Badkamergeheimen

Zoals op iedere doordeweekse dag hoor ik op het nachtkastje aan de andere kant van het bed een wekker afgaan. Half zeven. Nog een keer snoozen, en nóg een keer, en dan hoor ik mijn man zuchtend richting badkamer gaan. Ik doe nog tien minuten mijn ogen dicht, totdat hij klaar is met zijn ochtendritueel en mij wakker komt schudden.

Ik ben nog niet van deze wereld, maar zwier mezelf wel het bed uit. Omdat het moet. Ik slaapwandel naar de badkamer en stap onder de douche. Langzaam word ik mens. De frisse herfstlucht komt door het open raam, terwijl ik passief het warme water over me heen laat lopen. Mijn geliefde komt half gekleed de badkamer in. Ik heb veel meer zin in hem dan in mijn werk, en dat laat ik hem weten ook. We wisselen wat zeer gewenste intimiteiten uit, voornamelijk verbaal. De plicht roept. Terwijl ik mijn gezicht scrub en hij zijn haar gelt fantaseren we nog even hardop en in expliciete termen hoe we de ochtend doorgebracht zouden hebben als ons werk ons niet naar andere plaatsen dwong. We weten ons onbespied, de zonen nog in diepe rust. Helaas kan er niet langer gedraald worden. Hij moet nu echt gaan.
"Dag schat. Kus", roept hij. En: "Brrrrr, heb jij het niet koud met dat raam open?"
"Nee joh, het water is lekker warm! Beetje frisse lucht is goed voor ons." Ik roep mijn lustobject nog wat oneerbare voorstellen na en weg is hij. "Tot vanavond!"

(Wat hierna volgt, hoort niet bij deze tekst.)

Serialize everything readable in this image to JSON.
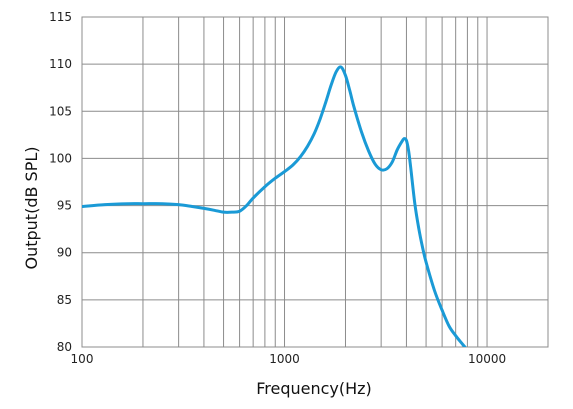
{
  "chart_data": {
    "type": "line",
    "title": "",
    "xlabel": "Frequency(Hz)",
    "ylabel": "Output(dB SPL)",
    "x_scale": "log",
    "xlim": [
      100,
      20000
    ],
    "ylim": [
      80,
      115
    ],
    "x_tick_labels": [
      {
        "value": 100,
        "label": "100"
      },
      {
        "value": 1000,
        "label": "1000"
      },
      {
        "value": 10000,
        "label": "10000"
      }
    ],
    "y_tick_labels": [
      {
        "value": 80,
        "label": "80"
      },
      {
        "value": 85,
        "label": "85"
      },
      {
        "value": 90,
        "label": "90"
      },
      {
        "value": 95,
        "label": "95"
      },
      {
        "value": 100,
        "label": "100"
      },
      {
        "value": 105,
        "label": "105"
      },
      {
        "value": 110,
        "label": "110"
      },
      {
        "value": 115,
        "label": "115"
      }
    ],
    "x_grid_values": [
      100,
      200,
      300,
      400,
      500,
      600,
      700,
      800,
      900,
      1000,
      2000,
      3000,
      4000,
      5000,
      6000,
      7000,
      8000,
      9000,
      10000,
      20000
    ],
    "y_grid_values": [
      80,
      85,
      90,
      95,
      100,
      105,
      110,
      115
    ],
    "grid": true,
    "colors": {
      "line": "#1a9ad6",
      "grid": "#8c8c8c",
      "frame": "#8c8c8c"
    },
    "series": [
      {
        "x": [
          100,
          130,
          170,
          200,
          250,
          300,
          350,
          400,
          450,
          500,
          550,
          600,
          650,
          700,
          800,
          900,
          1000,
          1100,
          1200,
          1300,
          1400,
          1500,
          1600,
          1700,
          1800,
          1900,
          2000,
          2100,
          2200,
          2400,
          2600,
          2800,
          3000,
          3200,
          3400,
          3600,
          3800,
          3900,
          4000,
          4100,
          4200,
          4400,
          4600,
          4800,
          5000,
          5500,
          6000,
          6500,
          7000,
          7500,
          8000,
          8500,
          9000,
          9500,
          9800
        ],
        "y": [
          94.9,
          95.1,
          95.2,
          95.2,
          95.2,
          95.1,
          94.9,
          94.7,
          94.5,
          94.3,
          94.3,
          94.4,
          95.0,
          95.8,
          97.0,
          97.9,
          98.6,
          99.3,
          100.2,
          101.3,
          102.6,
          104.2,
          106.0,
          107.8,
          109.2,
          109.7,
          108.8,
          107.2,
          105.5,
          102.8,
          100.8,
          99.4,
          98.8,
          98.9,
          99.6,
          100.9,
          101.8,
          102.1,
          101.9,
          100.8,
          99.0,
          95.2,
          92.6,
          90.6,
          89.0,
          86.0,
          83.9,
          82.2,
          81.2,
          80.4,
          79.7,
          79.2,
          78.9,
          78.7,
          78.6
        ]
      }
    ]
  }
}
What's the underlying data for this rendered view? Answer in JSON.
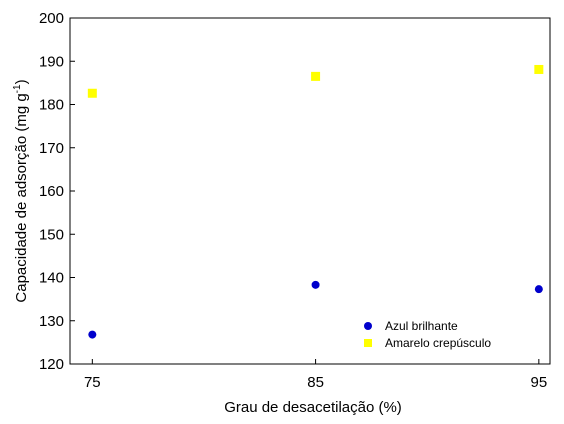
{
  "chart_data": {
    "type": "scatter",
    "title": "",
    "xlabel": "Grau de desacetilação (%)",
    "ylabel_main": "Capacidade de adsorção (mg g",
    "ylabel_sup": "-1",
    "ylabel_close": ")",
    "xlim": [
      74,
      95.5
    ],
    "ylim": [
      120,
      200
    ],
    "xticks": [
      "75",
      "85",
      "95"
    ],
    "xtick_values": [
      75,
      85,
      95
    ],
    "yticks": [
      "120",
      "130",
      "140",
      "150",
      "160",
      "170",
      "180",
      "190",
      "200"
    ],
    "ytick_values": [
      120,
      130,
      140,
      150,
      160,
      170,
      180,
      190,
      200
    ],
    "grid": false,
    "legend_position": "bottom-right",
    "series": [
      {
        "name": "Azul brilhante",
        "marker": "circle",
        "color": "#0000cc",
        "x": [
          75,
          85,
          95
        ],
        "y": [
          126.8,
          138.3,
          137.3
        ]
      },
      {
        "name": "Amarelo crepúsculo",
        "marker": "square",
        "color": "#ffff00",
        "x": [
          75,
          85,
          95
        ],
        "y": [
          182.6,
          186.5,
          188.1
        ]
      }
    ]
  }
}
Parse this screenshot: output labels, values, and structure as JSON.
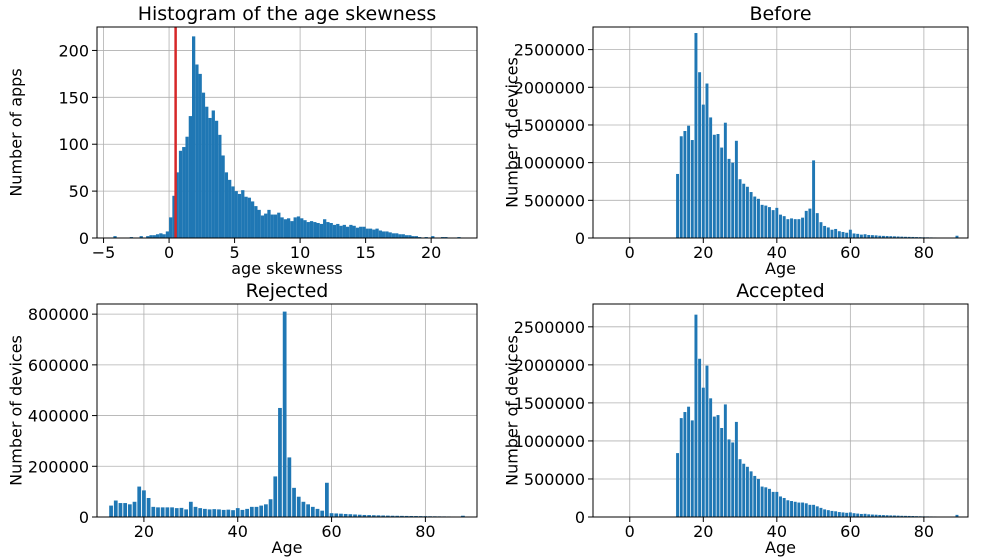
{
  "style": {
    "bar_color": "#1f77b4",
    "marker_color": "#d62728",
    "grid_color": "#b0b0b0"
  },
  "chart_data": [
    {
      "type": "bar",
      "title": "Histogram of the age skewness",
      "xlabel": "age skewness",
      "ylabel": "Number of apps",
      "xlim": [
        -5.5,
        23.5
      ],
      "ylim": [
        0,
        225
      ],
      "xticks": [
        -5,
        0,
        5,
        10,
        15,
        20
      ],
      "yticks": [
        0,
        50,
        100,
        150,
        200
      ],
      "grid": true,
      "vline": 0.5,
      "bin_width": 0.25,
      "bins": [
        [
          -4.25,
          2
        ],
        [
          -3.0,
          1
        ],
        [
          -2.25,
          2
        ],
        [
          -1.75,
          2
        ],
        [
          -1.5,
          3
        ],
        [
          -1.25,
          3
        ],
        [
          -1.0,
          4
        ],
        [
          -0.75,
          5
        ],
        [
          -0.5,
          4
        ],
        [
          -0.25,
          7
        ],
        [
          0.0,
          22
        ],
        [
          0.25,
          45
        ],
        [
          0.5,
          70
        ],
        [
          0.75,
          93
        ],
        [
          1.0,
          97
        ],
        [
          1.25,
          108
        ],
        [
          1.5,
          130
        ],
        [
          1.75,
          215
        ],
        [
          2.0,
          185
        ],
        [
          2.25,
          175
        ],
        [
          2.5,
          155
        ],
        [
          2.75,
          140
        ],
        [
          3.0,
          128
        ],
        [
          3.25,
          136
        ],
        [
          3.5,
          125
        ],
        [
          3.75,
          110
        ],
        [
          4.0,
          88
        ],
        [
          4.25,
          70
        ],
        [
          4.5,
          62
        ],
        [
          4.75,
          55
        ],
        [
          5.0,
          50
        ],
        [
          5.25,
          47
        ],
        [
          5.5,
          51
        ],
        [
          5.75,
          44
        ],
        [
          6.0,
          43
        ],
        [
          6.25,
          39
        ],
        [
          6.5,
          34
        ],
        [
          6.75,
          30
        ],
        [
          7.0,
          24
        ],
        [
          7.25,
          26
        ],
        [
          7.5,
          30
        ],
        [
          7.75,
          25
        ],
        [
          8.0,
          25
        ],
        [
          8.25,
          27
        ],
        [
          8.5,
          22
        ],
        [
          8.75,
          20
        ],
        [
          9.0,
          21
        ],
        [
          9.25,
          18
        ],
        [
          9.5,
          22
        ],
        [
          9.75,
          23
        ],
        [
          10.0,
          21
        ],
        [
          10.25,
          19
        ],
        [
          10.5,
          17
        ],
        [
          10.75,
          18
        ],
        [
          11.0,
          17
        ],
        [
          11.25,
          16
        ],
        [
          11.5,
          15
        ],
        [
          11.75,
          20
        ],
        [
          12.0,
          17
        ],
        [
          12.25,
          16
        ],
        [
          12.5,
          14
        ],
        [
          12.75,
          15
        ],
        [
          13.0,
          13
        ],
        [
          13.25,
          14
        ],
        [
          13.5,
          12
        ],
        [
          13.75,
          14
        ],
        [
          14.0,
          13
        ],
        [
          14.25,
          11
        ],
        [
          14.5,
          12
        ],
        [
          14.75,
          12
        ],
        [
          15.0,
          10
        ],
        [
          15.25,
          10
        ],
        [
          15.5,
          9
        ],
        [
          15.75,
          10
        ],
        [
          16.0,
          8
        ],
        [
          16.25,
          7
        ],
        [
          16.5,
          7
        ],
        [
          16.75,
          6
        ],
        [
          17.0,
          5
        ],
        [
          17.25,
          5
        ],
        [
          17.5,
          4
        ],
        [
          17.75,
          4
        ],
        [
          18.0,
          3
        ],
        [
          18.25,
          3
        ],
        [
          18.5,
          2
        ],
        [
          18.75,
          2
        ],
        [
          19.0,
          1
        ],
        [
          19.5,
          1
        ],
        [
          20.0,
          2
        ],
        [
          20.75,
          1
        ],
        [
          21.0,
          1
        ],
        [
          22.0,
          1
        ]
      ]
    },
    {
      "type": "bar",
      "title": "Before",
      "xlabel": "Age",
      "ylabel": "Number of devices",
      "xlim": [
        -10,
        92
      ],
      "ylim": [
        0,
        2800000
      ],
      "xticks": [
        0,
        20,
        40,
        60,
        80
      ],
      "yticks": [
        0,
        500000,
        1000000,
        1500000,
        2000000,
        2500000
      ],
      "grid": true,
      "x": [
        13,
        14,
        15,
        16,
        17,
        18,
        19,
        20,
        21,
        22,
        23,
        24,
        25,
        26,
        27,
        28,
        29,
        30,
        31,
        32,
        33,
        34,
        35,
        36,
        37,
        38,
        39,
        40,
        41,
        42,
        43,
        44,
        45,
        46,
        47,
        48,
        49,
        50,
        51,
        52,
        53,
        54,
        55,
        56,
        57,
        58,
        59,
        60,
        61,
        62,
        63,
        64,
        65,
        66,
        67,
        68,
        69,
        70,
        71,
        72,
        73,
        74,
        75,
        76,
        77,
        78,
        79,
        80,
        81,
        82,
        83,
        84,
        85,
        86,
        87,
        88,
        89
      ],
      "values": [
        850000,
        1350000,
        1420000,
        1490000,
        1300000,
        2720000,
        2200000,
        1770000,
        2050000,
        1600000,
        1370000,
        1380000,
        1200000,
        1530000,
        1050000,
        1000000,
        1290000,
        780000,
        720000,
        680000,
        610000,
        550000,
        520000,
        440000,
        430000,
        410000,
        370000,
        400000,
        310000,
        290000,
        250000,
        260000,
        250000,
        250000,
        270000,
        360000,
        390000,
        1030000,
        330000,
        210000,
        160000,
        140000,
        110000,
        120000,
        90000,
        80000,
        70000,
        110000,
        60000,
        55000,
        45000,
        50000,
        40000,
        38000,
        35000,
        30000,
        28000,
        26000,
        24000,
        22000,
        20000,
        18000,
        16000,
        15000,
        14000,
        12000,
        11000,
        10000,
        9000,
        8000,
        7000,
        6000,
        6000,
        5000,
        5000,
        4000,
        30000
      ]
    },
    {
      "type": "bar",
      "title": "Rejected",
      "xlabel": "Age",
      "ylabel": "Number of devices",
      "xlim": [
        10,
        91
      ],
      "ylim": [
        0,
        840000
      ],
      "xticks": [
        20,
        40,
        60,
        80
      ],
      "yticks": [
        0,
        200000,
        400000,
        600000,
        800000
      ],
      "grid": true,
      "x": [
        13,
        14,
        15,
        16,
        17,
        18,
        19,
        20,
        21,
        22,
        23,
        24,
        25,
        26,
        27,
        28,
        29,
        30,
        31,
        32,
        33,
        34,
        35,
        36,
        37,
        38,
        39,
        40,
        41,
        42,
        43,
        44,
        45,
        46,
        47,
        48,
        49,
        50,
        51,
        52,
        53,
        54,
        55,
        56,
        57,
        58,
        59,
        60,
        61,
        62,
        63,
        64,
        65,
        66,
        67,
        68,
        69,
        70,
        71,
        72,
        73,
        74,
        75,
        76,
        77,
        78,
        79,
        80,
        81,
        82,
        83,
        84,
        85,
        86,
        87,
        88
      ],
      "values": [
        45000,
        65000,
        55000,
        55000,
        50000,
        60000,
        120000,
        105000,
        75000,
        40000,
        38000,
        38000,
        38000,
        38000,
        35000,
        36000,
        30000,
        60000,
        40000,
        35000,
        32000,
        30000,
        31000,
        30000,
        28000,
        29000,
        27000,
        35000,
        28000,
        32000,
        40000,
        40000,
        45000,
        50000,
        70000,
        160000,
        430000,
        810000,
        235000,
        115000,
        80000,
        60000,
        50000,
        40000,
        32000,
        25000,
        135000,
        15000,
        14000,
        13000,
        12000,
        11000,
        10000,
        9000,
        8000,
        7500,
        7000,
        6500,
        6000,
        5500,
        5000,
        4800,
        4500,
        4200,
        4000,
        3800,
        3500,
        3300,
        3000,
        2800,
        2600,
        2400,
        2200,
        2000,
        1800,
        5000
      ]
    },
    {
      "type": "bar",
      "title": "Accepted",
      "xlabel": "Age",
      "ylabel": "Number of devices",
      "xlim": [
        -10,
        92
      ],
      "ylim": [
        0,
        2800000
      ],
      "xticks": [
        0,
        20,
        40,
        60,
        80
      ],
      "yticks": [
        0,
        500000,
        1000000,
        1500000,
        2000000,
        2500000
      ],
      "grid": true,
      "x": [
        13,
        14,
        15,
        16,
        17,
        18,
        19,
        20,
        21,
        22,
        23,
        24,
        25,
        26,
        27,
        28,
        29,
        30,
        31,
        32,
        33,
        34,
        35,
        36,
        37,
        38,
        39,
        40,
        41,
        42,
        43,
        44,
        45,
        46,
        47,
        48,
        49,
        50,
        51,
        52,
        53,
        54,
        55,
        56,
        57,
        58,
        59,
        60,
        61,
        62,
        63,
        64,
        65,
        66,
        67,
        68,
        69,
        70,
        71,
        72,
        73,
        74,
        75,
        76,
        77,
        78,
        79,
        80,
        81,
        82,
        83,
        84,
        85,
        86,
        87,
        88,
        89
      ],
      "values": [
        840000,
        1300000,
        1380000,
        1450000,
        1270000,
        2660000,
        2080000,
        1700000,
        1990000,
        1560000,
        1320000,
        1340000,
        1170000,
        1480000,
        1020000,
        980000,
        1250000,
        760000,
        700000,
        660000,
        600000,
        540000,
        500000,
        400000,
        390000,
        370000,
        330000,
        330000,
        270000,
        250000,
        220000,
        210000,
        200000,
        190000,
        190000,
        180000,
        160000,
        160000,
        140000,
        120000,
        100000,
        90000,
        80000,
        75000,
        65000,
        60000,
        55000,
        60000,
        50000,
        45000,
        40000,
        42000,
        35000,
        32000,
        30000,
        27000,
        25000,
        23000,
        21000,
        20000,
        18000,
        16000,
        15000,
        14000,
        13000,
        11000,
        10000,
        9000,
        8000,
        7500,
        7000,
        6000,
        5500,
        5000,
        5000,
        4000,
        28000
      ]
    }
  ]
}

Ik spring onder de douche vandaan, sla een handdoek om, en bons in het voorbijgaan op de slaapkamerdeur van oudste zoon. Elke ochtend hetzelfde. Die wekker had ik net zo goed niet voor ‘m kunnen kopen. Terwijl ik me aankleed, roep ik vanaf mijn eigen slaapkamer "Ben je wakker?" totdat hij teken van leven geeft. Ik werk mijn routine af: make-up, tandenpoetsen, schoenen aan, kopje koffie, sleutels mee, tas mee, en dan is het mijn beurt om naar boven te roepen. "Ik ben weg!"

Terwijl ik in mijn jaszak naar mijn huissleutels zoek om de voordeur op slot te draaien, hoor ik een mannenstem luid en duidelijk een Nederlandstalig liedje zingen. Het lijkt alsof de man in kwestie achter me staat. Verschrikt kijk ik om. Niks. Met de deurknop in mijn hand speur ik links en rechts ons straatje af. Geen levende ziel te bekennen. Dan komt de herkenning. Ik kijk omhoog, naar het openstaande badkamerraam boven onze voordeur. Oudste zoon staat mezzo forte onder de douche te zingen.

In een flits schiet de conversatie door me heen die zich in diezelfde badkamer ongeveer een half uur geleden afspeelde. Voor censuur is het nu te laat. Ik knik schichtig naar de buurvrouw van drie deuren verder, die met haar hond achter me langs loopt. Met mijn voorhoofd tegen mijn voordeur gesteund wacht ik even tot het ergste schaamrood gezakt is. Dan stap ik snel in mijn auto, in de hoop dat er om 7 uur ’s morgens nog niet al te veel buren op straat zijn.